We are pleased to present the Valuation Pulse for the fourth quarter of FY19.
On a full year basis, fiscal year ending March 2019 saw most of the IT companies demonstrating a healthy growth and improved margins compared to FY18 on the back of improved global growth, rupee depreciation, and increasing share of digital services. However, in the most recent quarter, i.e. Q4 of FY19, most of the IT companies witnessed sluggish growth, margin erosion due to increased localisation, attrition, etc., and muted forecast due to macroeconomic headwinds and concerns in the BFSI segment. This led to some softening in the valuation multiples of the IT companies, with most of the companies trading at or below their long-term average valuation multiples.

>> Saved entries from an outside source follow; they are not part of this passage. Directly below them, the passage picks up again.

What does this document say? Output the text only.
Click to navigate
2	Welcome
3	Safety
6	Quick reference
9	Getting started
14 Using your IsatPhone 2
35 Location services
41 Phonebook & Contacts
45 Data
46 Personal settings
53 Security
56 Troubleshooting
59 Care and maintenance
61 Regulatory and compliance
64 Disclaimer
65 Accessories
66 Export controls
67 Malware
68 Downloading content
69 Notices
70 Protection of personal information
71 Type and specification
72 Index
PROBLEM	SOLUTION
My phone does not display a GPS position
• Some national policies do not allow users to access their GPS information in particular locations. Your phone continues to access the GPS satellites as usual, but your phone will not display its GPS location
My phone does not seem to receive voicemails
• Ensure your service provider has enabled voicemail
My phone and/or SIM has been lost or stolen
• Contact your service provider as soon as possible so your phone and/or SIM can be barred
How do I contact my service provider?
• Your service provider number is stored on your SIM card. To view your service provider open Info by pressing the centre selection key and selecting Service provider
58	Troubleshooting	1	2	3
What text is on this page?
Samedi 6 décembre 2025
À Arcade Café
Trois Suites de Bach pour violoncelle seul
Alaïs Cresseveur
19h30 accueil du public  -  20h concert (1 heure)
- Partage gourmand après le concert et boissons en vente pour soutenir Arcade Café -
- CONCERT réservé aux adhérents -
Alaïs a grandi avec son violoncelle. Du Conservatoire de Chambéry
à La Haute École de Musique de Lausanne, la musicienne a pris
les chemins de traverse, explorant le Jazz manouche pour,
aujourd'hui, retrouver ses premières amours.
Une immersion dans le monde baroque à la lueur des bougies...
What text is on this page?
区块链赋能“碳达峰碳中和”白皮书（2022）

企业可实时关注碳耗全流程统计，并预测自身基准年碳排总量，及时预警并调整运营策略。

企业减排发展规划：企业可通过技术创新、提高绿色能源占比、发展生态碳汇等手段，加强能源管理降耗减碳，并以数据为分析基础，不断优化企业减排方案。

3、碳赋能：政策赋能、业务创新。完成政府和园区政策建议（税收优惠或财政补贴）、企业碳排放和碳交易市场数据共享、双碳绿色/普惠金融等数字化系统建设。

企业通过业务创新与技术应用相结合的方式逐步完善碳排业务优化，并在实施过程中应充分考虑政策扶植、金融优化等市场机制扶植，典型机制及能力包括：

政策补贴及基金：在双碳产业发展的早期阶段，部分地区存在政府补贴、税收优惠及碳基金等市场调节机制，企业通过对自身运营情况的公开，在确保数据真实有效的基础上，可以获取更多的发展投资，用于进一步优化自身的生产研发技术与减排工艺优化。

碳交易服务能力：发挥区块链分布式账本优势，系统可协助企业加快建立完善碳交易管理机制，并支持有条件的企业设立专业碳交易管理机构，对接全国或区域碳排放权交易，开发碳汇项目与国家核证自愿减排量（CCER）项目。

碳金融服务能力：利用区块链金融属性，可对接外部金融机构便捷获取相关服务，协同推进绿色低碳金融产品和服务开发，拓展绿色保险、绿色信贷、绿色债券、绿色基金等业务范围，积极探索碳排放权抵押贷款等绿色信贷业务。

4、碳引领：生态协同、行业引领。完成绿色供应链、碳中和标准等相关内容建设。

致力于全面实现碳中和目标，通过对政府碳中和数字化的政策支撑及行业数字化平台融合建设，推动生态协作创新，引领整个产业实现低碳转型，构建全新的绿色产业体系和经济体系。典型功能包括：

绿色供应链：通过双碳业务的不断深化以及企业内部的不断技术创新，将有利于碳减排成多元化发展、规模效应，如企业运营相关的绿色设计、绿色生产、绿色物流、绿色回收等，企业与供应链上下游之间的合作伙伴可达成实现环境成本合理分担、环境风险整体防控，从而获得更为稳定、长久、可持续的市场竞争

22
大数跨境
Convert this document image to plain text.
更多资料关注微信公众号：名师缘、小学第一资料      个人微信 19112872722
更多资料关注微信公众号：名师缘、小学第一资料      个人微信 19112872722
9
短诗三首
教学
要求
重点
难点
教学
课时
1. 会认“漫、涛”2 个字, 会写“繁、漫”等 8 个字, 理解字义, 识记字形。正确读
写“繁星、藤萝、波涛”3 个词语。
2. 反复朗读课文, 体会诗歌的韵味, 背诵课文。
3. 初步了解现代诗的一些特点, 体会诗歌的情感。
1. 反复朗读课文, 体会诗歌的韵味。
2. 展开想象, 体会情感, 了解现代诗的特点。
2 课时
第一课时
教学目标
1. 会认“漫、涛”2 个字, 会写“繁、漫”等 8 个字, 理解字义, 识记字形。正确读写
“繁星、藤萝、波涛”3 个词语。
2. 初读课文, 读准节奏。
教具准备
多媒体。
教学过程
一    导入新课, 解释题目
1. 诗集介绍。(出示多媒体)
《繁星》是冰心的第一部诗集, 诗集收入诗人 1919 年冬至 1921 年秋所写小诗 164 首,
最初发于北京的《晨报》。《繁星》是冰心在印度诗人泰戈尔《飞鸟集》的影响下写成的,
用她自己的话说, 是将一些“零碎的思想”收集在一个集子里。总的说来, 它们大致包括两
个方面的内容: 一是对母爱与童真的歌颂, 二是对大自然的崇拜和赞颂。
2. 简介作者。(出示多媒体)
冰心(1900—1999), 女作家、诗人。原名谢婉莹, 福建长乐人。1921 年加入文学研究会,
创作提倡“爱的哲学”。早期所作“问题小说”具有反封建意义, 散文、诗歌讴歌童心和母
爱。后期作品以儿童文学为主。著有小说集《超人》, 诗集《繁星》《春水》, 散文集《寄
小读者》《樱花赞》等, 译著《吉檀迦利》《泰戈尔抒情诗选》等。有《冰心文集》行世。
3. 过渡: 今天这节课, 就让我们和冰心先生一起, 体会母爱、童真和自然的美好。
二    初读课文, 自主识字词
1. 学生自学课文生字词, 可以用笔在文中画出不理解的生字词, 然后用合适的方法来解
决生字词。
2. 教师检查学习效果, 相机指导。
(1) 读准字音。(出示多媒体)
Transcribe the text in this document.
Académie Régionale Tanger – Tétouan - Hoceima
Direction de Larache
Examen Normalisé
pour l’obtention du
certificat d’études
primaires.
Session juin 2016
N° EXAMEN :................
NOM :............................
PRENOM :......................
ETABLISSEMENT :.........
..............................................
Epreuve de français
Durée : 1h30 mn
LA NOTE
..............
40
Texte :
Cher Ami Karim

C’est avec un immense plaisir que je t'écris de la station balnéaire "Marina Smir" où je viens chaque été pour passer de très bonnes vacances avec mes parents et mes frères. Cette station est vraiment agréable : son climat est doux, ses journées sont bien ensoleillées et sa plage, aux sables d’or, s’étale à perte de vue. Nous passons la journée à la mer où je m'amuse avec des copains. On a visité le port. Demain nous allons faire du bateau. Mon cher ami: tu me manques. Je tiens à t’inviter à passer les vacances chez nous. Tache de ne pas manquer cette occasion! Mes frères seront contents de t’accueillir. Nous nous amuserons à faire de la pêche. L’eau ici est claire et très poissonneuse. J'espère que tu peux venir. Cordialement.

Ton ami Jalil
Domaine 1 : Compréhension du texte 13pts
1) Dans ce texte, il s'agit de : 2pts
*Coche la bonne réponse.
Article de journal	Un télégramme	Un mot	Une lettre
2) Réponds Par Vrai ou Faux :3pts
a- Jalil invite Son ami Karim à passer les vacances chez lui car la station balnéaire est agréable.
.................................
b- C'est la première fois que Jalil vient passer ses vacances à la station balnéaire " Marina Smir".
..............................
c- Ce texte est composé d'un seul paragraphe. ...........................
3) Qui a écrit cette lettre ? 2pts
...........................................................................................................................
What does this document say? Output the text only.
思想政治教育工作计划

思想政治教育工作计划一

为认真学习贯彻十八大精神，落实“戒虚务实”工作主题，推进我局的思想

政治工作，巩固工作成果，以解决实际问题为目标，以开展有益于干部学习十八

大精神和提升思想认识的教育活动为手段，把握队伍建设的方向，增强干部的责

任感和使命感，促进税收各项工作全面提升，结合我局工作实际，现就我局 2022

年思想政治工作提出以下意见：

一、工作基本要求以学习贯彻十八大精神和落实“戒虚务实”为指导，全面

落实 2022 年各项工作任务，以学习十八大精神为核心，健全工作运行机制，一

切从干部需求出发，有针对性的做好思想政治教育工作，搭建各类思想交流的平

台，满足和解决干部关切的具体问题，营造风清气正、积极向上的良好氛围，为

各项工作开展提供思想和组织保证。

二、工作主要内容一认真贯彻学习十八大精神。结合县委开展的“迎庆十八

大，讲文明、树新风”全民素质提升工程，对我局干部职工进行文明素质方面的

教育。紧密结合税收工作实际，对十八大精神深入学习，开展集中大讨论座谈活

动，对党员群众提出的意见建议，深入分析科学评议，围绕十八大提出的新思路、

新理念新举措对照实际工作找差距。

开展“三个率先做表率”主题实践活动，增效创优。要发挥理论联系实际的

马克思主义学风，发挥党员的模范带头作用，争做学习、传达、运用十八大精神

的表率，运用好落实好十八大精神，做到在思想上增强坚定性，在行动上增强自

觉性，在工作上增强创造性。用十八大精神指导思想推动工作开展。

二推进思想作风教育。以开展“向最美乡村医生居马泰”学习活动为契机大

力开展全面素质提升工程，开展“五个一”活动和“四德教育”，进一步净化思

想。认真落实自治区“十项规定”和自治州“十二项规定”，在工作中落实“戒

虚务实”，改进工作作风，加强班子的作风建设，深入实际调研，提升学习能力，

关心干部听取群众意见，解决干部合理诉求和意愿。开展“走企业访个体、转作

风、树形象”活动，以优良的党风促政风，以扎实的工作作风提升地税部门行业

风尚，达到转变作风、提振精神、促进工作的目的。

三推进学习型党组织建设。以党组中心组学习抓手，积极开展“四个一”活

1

Engineering services companies also witnessed a decline in valuation multiples in Q4 due to a demand pushout in the aerospace vertical.
On the deals front, in FY19, IT companies continued their quest for acquiring digital capabilities through acquisitions. Tech Mahindra led the pack with the most number of acquisition in FY19, while HCL led in value terms. The SaaS, software solutions, predictive analytics and digital payments segments witnessed the most transaction activity in the last 12 months in volume terms. Further, FY19 saw some marquee transactions, including HCL’s acquisition of IBM’s software products, which is the largest acquisition by an Indian IT company till date.
We hope you will find this publication insightful and informative.